Besides the map process, the shuffling process also needs distributed execution because data cannot fit on one machine. Previously, shuffling was a sort operation on all data—this approach obviously won’t work now. Actually, one purpose of shuffling is to hand the same key to the same worker. We can use the following method for distributed shuffling:

Assume there are n reduce workers. Each map worker performs hash(key)%n on each key,value record it processes. Let the modulo result be i (0<=i<n), and write the record to the i-th local file. At most n files will be generated locally. Then copy these n files remotely (via scp, etc.) to the n reduce workers. This ensures the same key is handled by the same worker. Reduce workers just need to sort and reduce the files copied to their machines. Reduce results are also stored on various machines (or consider storing on one machine if the post-MapReduce data can fit on one machine).

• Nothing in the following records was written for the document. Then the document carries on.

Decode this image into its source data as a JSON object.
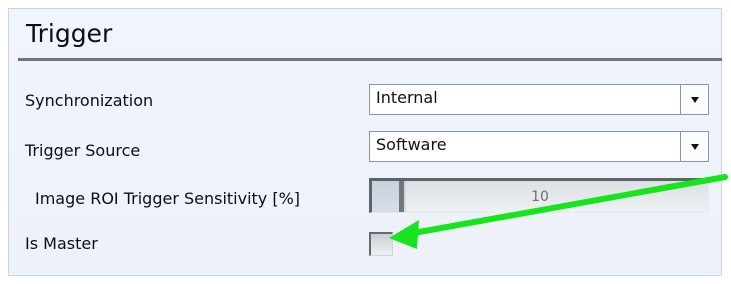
{
  "panel": {
    "title": "Trigger"
  },
  "fields": [
    {
      "label": "Synchronization",
      "value": "Internal"
    },
    {
      "label": "Trigger Source",
      "value": "Software"
    },
    {
      "label": "Image ROI Trigger Sensitivity [%]",
      "value": "10",
      "level": 0.1
    },
    {
      "label": "Is Master",
      "checked": false
    }
  ],
  "colors": {
    "arrow": "#16e51d",
    "header_rule": "#6f7479",
    "panel_background": "#edf2f8"
  },
  "icons": {
    "dropdown": "chevron-down-icon",
    "annotation": "arrow-icon"
  }
}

Note two points in the above process:

  1. Map and shuffle can overlap, but map and reduce cannot overlap. There are many ways for map and shuffle to overlap—one is: when each map worker generates n files as above, instead of sending all records to reduce workers at once, copy them when reaching a certain count. Reduce workers use insertion sort—for each file received from map workers, insert into the already sorted sequence.

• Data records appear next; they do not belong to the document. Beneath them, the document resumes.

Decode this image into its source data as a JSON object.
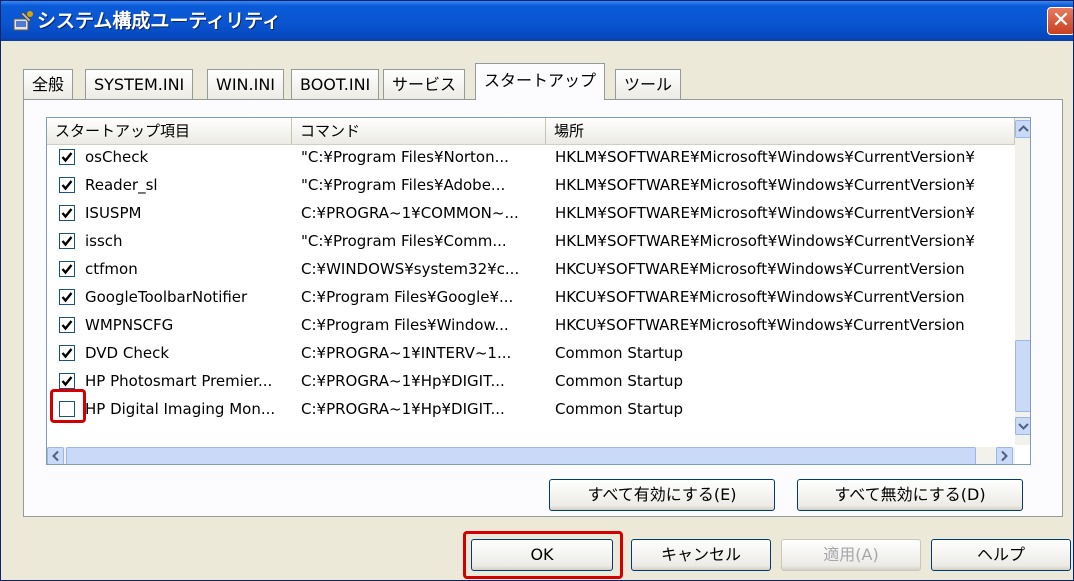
{
  "window": {
    "title": "システム構成ユーティリティ",
    "close_glyph": "✕"
  },
  "tabs": [
    {
      "label": "全般"
    },
    {
      "label": "SYSTEM.INI"
    },
    {
      "label": "WIN.INI"
    },
    {
      "label": "BOOT.INI"
    },
    {
      "label": "サービス"
    },
    {
      "label": "スタートアップ",
      "active": true
    },
    {
      "label": "ツール"
    }
  ],
  "startup_list": {
    "columns": [
      "スタートアップ項目",
      "コマンド",
      "場所"
    ],
    "rows": [
      {
        "checked": true,
        "item": "osCheck",
        "command": "\"C:¥Program Files¥Norton...",
        "location": "HKLM¥SOFTWARE¥Microsoft¥Windows¥CurrentVersion¥"
      },
      {
        "checked": true,
        "item": "Reader_sl",
        "command": "\"C:¥Program Files¥Adobe...",
        "location": "HKLM¥SOFTWARE¥Microsoft¥Windows¥CurrentVersion¥"
      },
      {
        "checked": true,
        "item": "ISUSPM",
        "command": "C:¥PROGRA~1¥COMMON~...",
        "location": "HKLM¥SOFTWARE¥Microsoft¥Windows¥CurrentVersion¥"
      },
      {
        "checked": true,
        "item": "issch",
        "command": "\"C:¥Program Files¥Comm...",
        "location": "HKLM¥SOFTWARE¥Microsoft¥Windows¥CurrentVersion¥"
      },
      {
        "checked": true,
        "item": "ctfmon",
        "command": "C:¥WINDOWS¥system32¥c...",
        "location": "HKCU¥SOFTWARE¥Microsoft¥Windows¥CurrentVersion"
      },
      {
        "checked": true,
        "item": "GoogleToolbarNotifier",
        "command": "C:¥Program Files¥Google¥...",
        "location": "HKCU¥SOFTWARE¥Microsoft¥Windows¥CurrentVersion"
      },
      {
        "checked": true,
        "item": "WMPNSCFG",
        "command": "C:¥Program Files¥Window...",
        "location": "HKCU¥SOFTWARE¥Microsoft¥Windows¥CurrentVersion"
      },
      {
        "checked": true,
        "item": "DVD Check",
        "command": "C:¥PROGRA~1¥INTERV~1...",
        "location": "Common Startup"
      },
      {
        "checked": true,
        "item": "HP Photosmart Premier...",
        "command": "C:¥PROGRA~1¥Hp¥DIGIT...",
        "location": "Common Startup"
      },
      {
        "checked": false,
        "item": "HP Digital Imaging Mon...",
        "command": "C:¥PROGRA~1¥Hp¥DIGIT...",
        "location": "Common Startup"
      }
    ]
  },
  "buttons": {
    "enable_all": "すべて有効にする(E)",
    "disable_all": "すべて無効にする(D)",
    "ok": "OK",
    "cancel": "キャンセル",
    "apply": "適用(A)",
    "help": "ヘルプ"
  },
  "highlight_color": "#d20000",
  "titlebar_color": "#0a54d0",
  "icons": [
    "msconfig-icon",
    "close-icon",
    "checkbox-checked-icon",
    "checkbox-unchecked-icon",
    "scroll-up-icon",
    "scroll-down-icon",
    "scroll-left-icon",
    "scroll-right-icon"
  ]
}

  2. Some workers may be much slower than others, possibly due to load balancing issues—too many records assigned to that worker. You can further split these records, but ensure the same key is handled by the same reduce worker.

There’s a bashreduce project on GitHub that implements MapReduce in bash—the idea is similar to what we discussed, just with many other details considered.

The author also implemented a C++ version mapreduce-lite, not considering storage issues, quite fast—feel free to check it out.

Also, the Hadoop project has Hadoop Streaming, allowing users to implement MapReduce operations in other languages, just by specifying mapper and reducer.